El problema no resultaba fácil de resolver. Al salir de la ecuación la figura del Imperio, en México, la Iglesia reclamaba su autonomía, respecto al poder temporal; y el Estado, por su parte, su derecho a gobernar, sin la sombra o tutela de la autoridad espiritual. Ambas demandas justas y coherentes. El radicalismo puso la nota discordante. El apego del pueblo mexicano a la fe católica y su respeto por la Iglesia obedecían a una relación de proximidad moral y económica urdida a lo largo de 300 años; bajo la influencia de la fe católica se construyeron grandes catedrales, templos, conventos y monasterios que le dieron un rostro y una identidad urbana a las ciudades coloniales; las obras piadosas y de caridad motivaron durante y después de la Colonia el agradecimiento del pueblo eternizado en esculturas y bustos que adornar las plazas de un sinfín de pueblos; cada uno de estos bronces o canteras honran la memoria de algún bienhechor que en vida portó la sotana o el hábito.
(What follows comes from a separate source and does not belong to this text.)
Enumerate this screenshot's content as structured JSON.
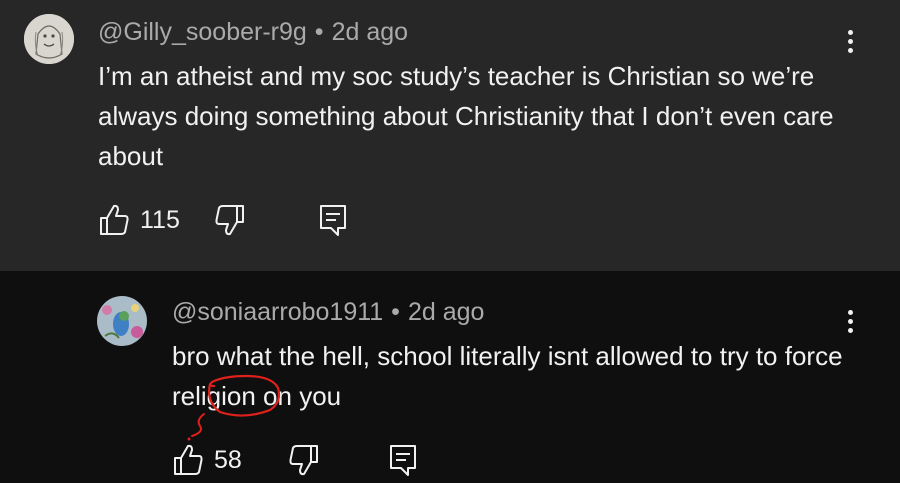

Desde la fundación del Colegio de Tlatelolco y la fundación de la Real y Pontificia Universidad de México, el clero secular y regular formó e instruyeron al común de los mexicanos; además le procuraron cuidados médicos, vieron por sus huérfanos, ancianos y viudas a través de todo tipo de instituciones eclesiásticas. De igual manera, a través de las notarias parroquiales, la Iglesia realizaba los registros demográficos básicos: nacimientos, matrimonios y defunciones. Más allá de sus fines espirituales más trascendentes, (la instauración del Reino de Dios en la tierra) la Iglesia supo atender las necesidades del pueblo mexicano sin la venia del rey; al menos así fue hasta la Reforma Borbónica; cuando desde el trono español se dio el primer intento secularizador de separar a la madre Iglesia de su hijo, el otro era pueblo novohispano.